Published on: January 12, 2023
NordVPN conducted the third independent audit of its no-logs policy. The audit was performed by Deloitte, which is an industry-leading auditing firm. It’s a member of The Big Four — four massive firms that oversee over 80% of US public companies. Deloitte confirmed that NordVPN doesn’t store any logs of user data, including the websites customers visit and files they download.
NordVPN also passed audits in 2020 and 2018, which were both reviewed by PricewaterhouseCoopers AG in Switzerland.
The most recent audit lasted from Nov. 21 to Dec. 10, 2022. The investigation into NordVPN was very in-depth, as Deloitte had “interviews with NordVPN employees as well as inspections of server configuration, technical logs, and other servers in our infrastructure.” They also tested their double VPN, obfuscated, Onion Over VPN, and P2P servers to guarantee all of their servers are safe. Their settings and procedures were also tested.
According to the full report, the security audit doesn’t cover dedicated IP servers nor does it audit for security or security measures in place for data transferring. This audit exclusively verifies the no-logs policy using a point-in-time assessment.
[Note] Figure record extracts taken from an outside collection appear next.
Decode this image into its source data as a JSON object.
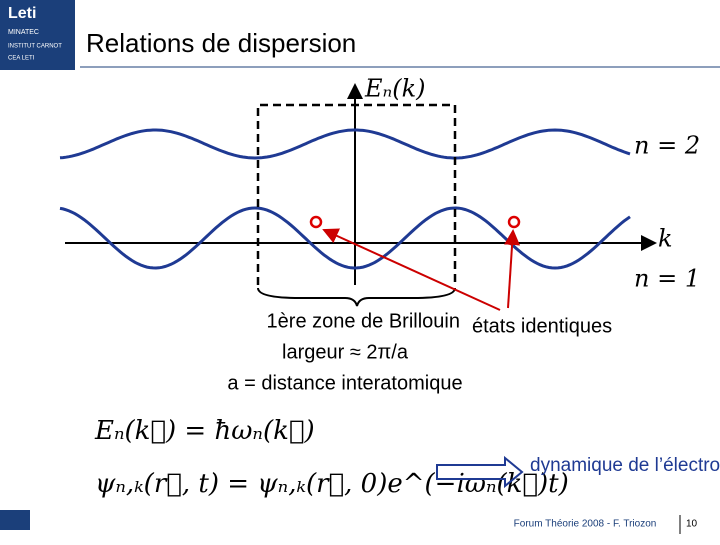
{
  "slide": {
    "title": "Relations de dispersion",
    "logo": {
      "name": "Leti",
      "sub": "MINATEC",
      "institut": "INSTITUT CARNOT",
      "lab": "CEA LETI"
    },
    "axis": {
      "energy": "Eₙ(k)",
      "k": "k",
      "n2": "n = 2",
      "n1": "n = 1"
    },
    "annotations": {
      "zone": "1ère zone de Brillouin",
      "width": "largeur ≈ 2π/a",
      "a": "a = distance interatomique",
      "states": "états identiques"
    },
    "equations": [
      "Eₙ(k⃗) = ħωₙ(k⃗)",
      "ψₙ,ₖ(r⃗, t) = ψₙ,ₖ(r⃗, 0)e^(−iωₙ(k⃗)t)"
    ],
    "dynamics": "dynamique de l’électron",
    "footer": {
      "text": "Forum Théorie 2008 - F. Triozon",
      "page": "10"
    }
  }
}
This means that practitioners can only rely on what they saw during the period of time they tested the servers.
The conclusion of the report states that “the configuration of IT systems and management of the supporting IT operations is properly prepared,” which is a very reassuring conclusion from such a massive audit firm.
NordVPN recently posted the audit results to its website and stated “these results underline NordVPN’s unwavering commitment to user privacy.” NordVPN also gave the reason they sought a third review of their no-logs policy.
“By engaging a trusted and independent Big Four firm, we hope to reassure our users that NordVPN will always uphold a robust no-logs policy,” the VPN said in a blog post. “Our users need to know that they can trust us. If you’re going to use a VPN service, you need to know that it’s not going to track your data. You need to have confidence in the security and effectiveness of its features and infrastructure. That’s what our audit process is all about.”